CPT defines cerumen as impacted if any one or more of the following conditions are present:
- Cerumen impairs the examination of clinically significant portions of the external auditory canal, tympanic membrane,or middle ear condition; (Note: This is almost always the case when cerumen removal is performed.)
- Extremely hard, dry, irritative cerumen causes symptoms such as pain, itching, hearing loss, etc.;
- Cerumen is associated with foul odor, infection, or dermatitis; or
- Obstructive, copious cerumen cannot be removed without magnification and multiple instrumentations requiring physician skills.
Instrumentation is defined as the use of an otoscope and other instrumentation such as wax curettes, wire loops, or suction plus specific ear instruments such as cup forceps or right angle hook.
Some payors will require an RT and/or LT modifier while some will require modifier -50 appended to code 69210. Others may require you to list 69210 twice and append modifier -50 to the second line. Check with individual payors for preference. If the procedure is performed alone, just bill the code and appropriate modifier. If performed with other procedures, bill the code with the appropriate RT/LT/50 modifier(s) and also append modifier -59.
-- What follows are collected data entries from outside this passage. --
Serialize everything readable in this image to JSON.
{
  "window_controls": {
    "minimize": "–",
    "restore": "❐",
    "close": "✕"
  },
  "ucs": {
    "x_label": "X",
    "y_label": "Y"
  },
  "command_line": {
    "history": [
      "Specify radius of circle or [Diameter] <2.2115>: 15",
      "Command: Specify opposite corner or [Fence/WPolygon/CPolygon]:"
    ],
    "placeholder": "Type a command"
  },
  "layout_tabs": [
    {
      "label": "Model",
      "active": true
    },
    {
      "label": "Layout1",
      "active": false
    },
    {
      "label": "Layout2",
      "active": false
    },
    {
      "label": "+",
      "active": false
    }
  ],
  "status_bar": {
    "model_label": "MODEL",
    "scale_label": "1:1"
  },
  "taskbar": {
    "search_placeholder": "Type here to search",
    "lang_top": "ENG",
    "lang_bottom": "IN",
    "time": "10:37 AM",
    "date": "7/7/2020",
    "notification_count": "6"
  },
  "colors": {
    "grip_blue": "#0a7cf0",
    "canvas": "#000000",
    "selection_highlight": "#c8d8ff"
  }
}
Unfortunately, the Centers for Medicare and Medicaid Services (CMS) have elected to ignore the change and pay the same for cerumen removal whether you do one ear or both. CMS stated its opinion that the procedure will typically be done on both ears at the same encounter because “the processes that create cerumen impaction likely would affect both ears.” Per CMS instruction, this reimbursement policy will remain in place through 2014. Due to this decision, you will likely receive a denial if you try to bill Medicare for more than one unit for code 69210 since most Medicare Administrative Contractors (MACs) are denying these claims entirely and not even paying for one unit.
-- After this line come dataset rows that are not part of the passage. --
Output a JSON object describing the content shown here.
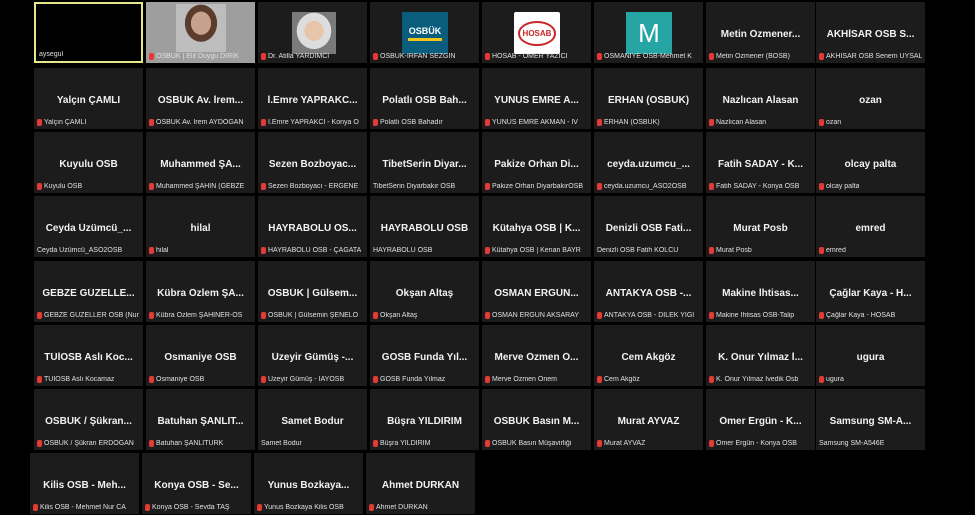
{
  "tiles": [
    {
      "name": "",
      "caption": "aysegul",
      "mic": false,
      "active": true
    },
    {
      "name": "",
      "caption": "OSBÜK | Elif Duygu DİRİK",
      "mic": true,
      "thumb": "photo"
    },
    {
      "name": "",
      "caption": "Dr. Atilla YARDIMCI",
      "mic": true,
      "thumb": "photo-man"
    },
    {
      "name": "",
      "caption": "OSBÜK-İRFAN SEZGİN",
      "mic": true,
      "thumb": "logo-osbuk",
      "thumb_text": "OSBÜK"
    },
    {
      "name": "",
      "caption": "HOSAB - ÖMER YAZICI",
      "mic": true,
      "thumb": "logo-hosab",
      "thumb_text": "HOSAB"
    },
    {
      "name": "",
      "caption": "OSMANİYE OSB-Mehmet K",
      "mic": true,
      "thumb": "letter",
      "thumb_text": "M"
    },
    {
      "name": "Metin Özmener...",
      "caption": "Metin Özmener (BOSB)",
      "mic": true
    },
    {
      "name": "AKHİSAR OSB S...",
      "caption": "AKHİSAR OSB Senem UYSAL",
      "mic": true
    },
    {
      "name": "Yalçın ÇAMLI",
      "caption": "Yalçın ÇAMLI",
      "mic": true
    },
    {
      "name": "OSBÜK Av. İrem...",
      "caption": "OSBÜK Av. İrem AYDOĞAN",
      "mic": true
    },
    {
      "name": "İ.Emre YAPRAKC...",
      "caption": "İ.Emre YAPRAKCI - Konya O",
      "mic": true
    },
    {
      "name": "Polatlı OSB Bah...",
      "caption": "Polatlı OSB Bahadır",
      "mic": true
    },
    {
      "name": "YUNUS EMRE A...",
      "caption": "YUNUS EMRE AKMAN - İV",
      "mic": true
    },
    {
      "name": "ERHAN (OSBUK)",
      "caption": "ERHAN (OSBUK)",
      "mic": true
    },
    {
      "name": "Nazlıcan Alasan",
      "caption": "Nazlıcan Alasan",
      "mic": true
    },
    {
      "name": "ozan",
      "caption": "ozan",
      "mic": true
    },
    {
      "name": "Kuyulu OSB",
      "caption": "Kuyulu OSB",
      "mic": true
    },
    {
      "name": "Muhammed ŞA...",
      "caption": "Muhammed ŞAHİN (GEBZE",
      "mic": true
    },
    {
      "name": "Sezen Bozboyac...",
      "caption": "Sezen Bozboyacı - ERGENE",
      "mic": true
    },
    {
      "name": "TibetSerin Diyar...",
      "caption": "TibetSerin Diyarbakır OSB",
      "mic": false
    },
    {
      "name": "Pakize Orhan Di...",
      "caption": "Pakize Orhan DiyarbakırOSB",
      "mic": true
    },
    {
      "name": "ceyda.uzumcu_...",
      "caption": "ceyda.uzumcu_ASO2OSB",
      "mic": true
    },
    {
      "name": "Fatih SADAY - K...",
      "caption": "Fatih SADAY - Konya OSB",
      "mic": true
    },
    {
      "name": "olcay palta",
      "caption": "olcay palta",
      "mic": true
    },
    {
      "name": "Ceyda Üzümcü_...",
      "caption": "Ceyda Üzümcü_ASO2OSB",
      "mic": false
    },
    {
      "name": "hilal",
      "caption": "hilal",
      "mic": true
    },
    {
      "name": "HAYRABOLU OS...",
      "caption": "HAYRABOLU OSB - ÇAĞATA",
      "mic": true
    },
    {
      "name": "HAYRABOLU OSB",
      "caption": "HAYRABOLU OSB",
      "mic": false
    },
    {
      "name": "Kütahya OSB | K...",
      "caption": "Kütahya OSB | Kenan BAYR",
      "mic": true
    },
    {
      "name": "Denizli OSB Fati...",
      "caption": "Denizli OSB Fatih KOLCU",
      "mic": false
    },
    {
      "name": "Murat Posb",
      "caption": "Murat Posb",
      "mic": true
    },
    {
      "name": "emred",
      "caption": "emred",
      "mic": true
    },
    {
      "name": "GEBZE GÜZELLE...",
      "caption": "GEBZE GÜZELLER OSB (Nur",
      "mic": true
    },
    {
      "name": "Kübra Özlem ŞA...",
      "caption": "Kübra Özlem ŞAHİNER-OS",
      "mic": true
    },
    {
      "name": "OSBÜK | Gülsem...",
      "caption": "OSBÜK | Gülsemin ŞENELO",
      "mic": true
    },
    {
      "name": "Okşan Altaş",
      "caption": "Okşan Altaş",
      "mic": true
    },
    {
      "name": "OSMAN ERGÜN...",
      "caption": "OSMAN ERGÜN AKSARAY",
      "mic": true
    },
    {
      "name": "ANTAKYA OSB -...",
      "caption": "ANTAKYA OSB - DİLEK YİĞİ",
      "mic": true
    },
    {
      "name": "Makine İhtisas...",
      "caption": "Makine İhtisas OSB-Talip",
      "mic": true
    },
    {
      "name": "Çağlar Kaya - H...",
      "caption": "Çağlar Kaya - HOSAB",
      "mic": true
    },
    {
      "name": "TÜİOSB Aslı Koc...",
      "caption": "TÜİOSB Aslı Kocamaz",
      "mic": true
    },
    {
      "name": "Osmaniye OSB",
      "caption": "Osmaniye OSB",
      "mic": true
    },
    {
      "name": "Üzeyir Gümüş -...",
      "caption": "Üzeyir Gümüş - İAYOSB",
      "mic": true
    },
    {
      "name": "GOSB Funda Yıl...",
      "caption": "GOSB Funda Yılmaz",
      "mic": true
    },
    {
      "name": "Merve Özmen Ö...",
      "caption": "Merve Özmen Önem",
      "mic": true
    },
    {
      "name": "Cem Akgöz",
      "caption": "Cem Akgöz",
      "mic": true
    },
    {
      "name": "K. Onur Yılmaz İ...",
      "caption": "K. Onur Yılmaz İvedik Osb",
      "mic": true
    },
    {
      "name": "ugura",
      "caption": "ugura",
      "mic": true
    },
    {
      "name": "OSBÜK / Şükran...",
      "caption": "OSBÜK / Şükran ERDOĞAN",
      "mic": true
    },
    {
      "name": "Batuhan ŞANLIT...",
      "caption": "Batuhan ŞANLITÜRK",
      "mic": true
    },
    {
      "name": "Samet Bodur",
      "caption": "Samet Bodur",
      "mic": false
    },
    {
      "name": "Büşra YILDIRIM",
      "caption": "Büşra YILDIRIM",
      "mic": true
    },
    {
      "name": "OSBÜK Basın M...",
      "caption": "OSBÜK Basın Müşavirliği",
      "mic": true
    },
    {
      "name": "Murat AYVAZ",
      "caption": "Murat AYVAZ",
      "mic": true
    },
    {
      "name": "Ömer Ergün - K...",
      "caption": "Ömer Ergün - Konya OSB",
      "mic": true
    },
    {
      "name": "Samsung SM-A...",
      "caption": "Samsung SM-A546E",
      "mic": false
    },
    {
      "name": "Kilis OSB - Meh...",
      "caption": "Kilis OSB - Mehmet Nur CA",
      "mic": true
    },
    {
      "name": "Konya OSB - Se...",
      "caption": "Konya OSB - Sevda TAŞ",
      "mic": true
    },
    {
      "name": "Yunus Bozkaya...",
      "caption": "Yunus Bozkaya Kilis OSB",
      "mic": true
    },
    {
      "name": "Ahmet DURKAN",
      "caption": "Ahmet DURKAN",
      "mic": true
    }
  ]
}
In order to bill an E/M visit and cerumen removal on the same date of service, the following criteria must be met:
- The initial reason for the visit was separate from the cerumen removal.
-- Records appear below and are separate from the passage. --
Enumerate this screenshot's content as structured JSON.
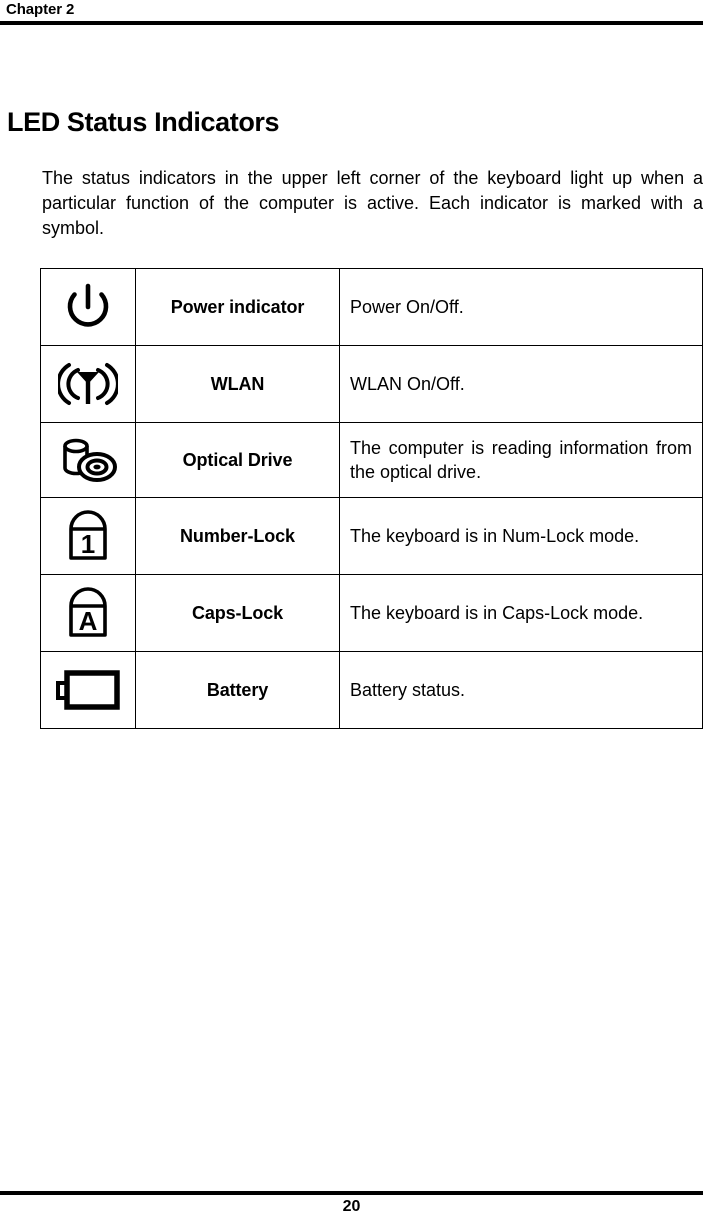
{
  "header": {
    "chapter_label": "Chapter 2"
  },
  "section": {
    "title": "LED Status Indicators",
    "intro": "The status indicators in the upper left corner of the keyboard light up when a particular function of the computer is active. Each indicator is marked with a symbol."
  },
  "table": {
    "rows": [
      {
        "icon": "power-icon",
        "name": "Power indicator",
        "description": "Power On/Off."
      },
      {
        "icon": "wlan-antenna-icon",
        "name": "WLAN",
        "description": "WLAN On/Off."
      },
      {
        "icon": "optical-drive-icon",
        "name": "Optical Drive",
        "description": "The computer is reading information from the optical drive."
      },
      {
        "icon": "number-lock-icon",
        "icon_glyph": "1",
        "name": "Number-Lock",
        "description": "The keyboard is in Num-Lock mode."
      },
      {
        "icon": "caps-lock-icon",
        "icon_glyph": "A",
        "name": "Caps-Lock",
        "description": "The keyboard is in Caps-Lock mode."
      },
      {
        "icon": "battery-icon",
        "name": "Battery",
        "description": "Battery status."
      }
    ]
  },
  "footer": {
    "page_number": "20"
  }
}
- Otoscopic examination of the tympanic membrane is not possible due to the impaction.
- Removal of the impacted cerumen requires the expertise of the physician or non-physician practitioner and is personally performed by him or her.
- The procedure requires a significant amount of time and effort.
All of the above criteria must be clearly documented in the medical record. Modifier -25, “significant and separately identifiable evaluation and management service by the same physician on the same day of the procedure or other service” should be appended to the E/M visit code, if applicable. Clinical notes must clearly indicate that the E/M and cerumen removal are separate and medically necessary services.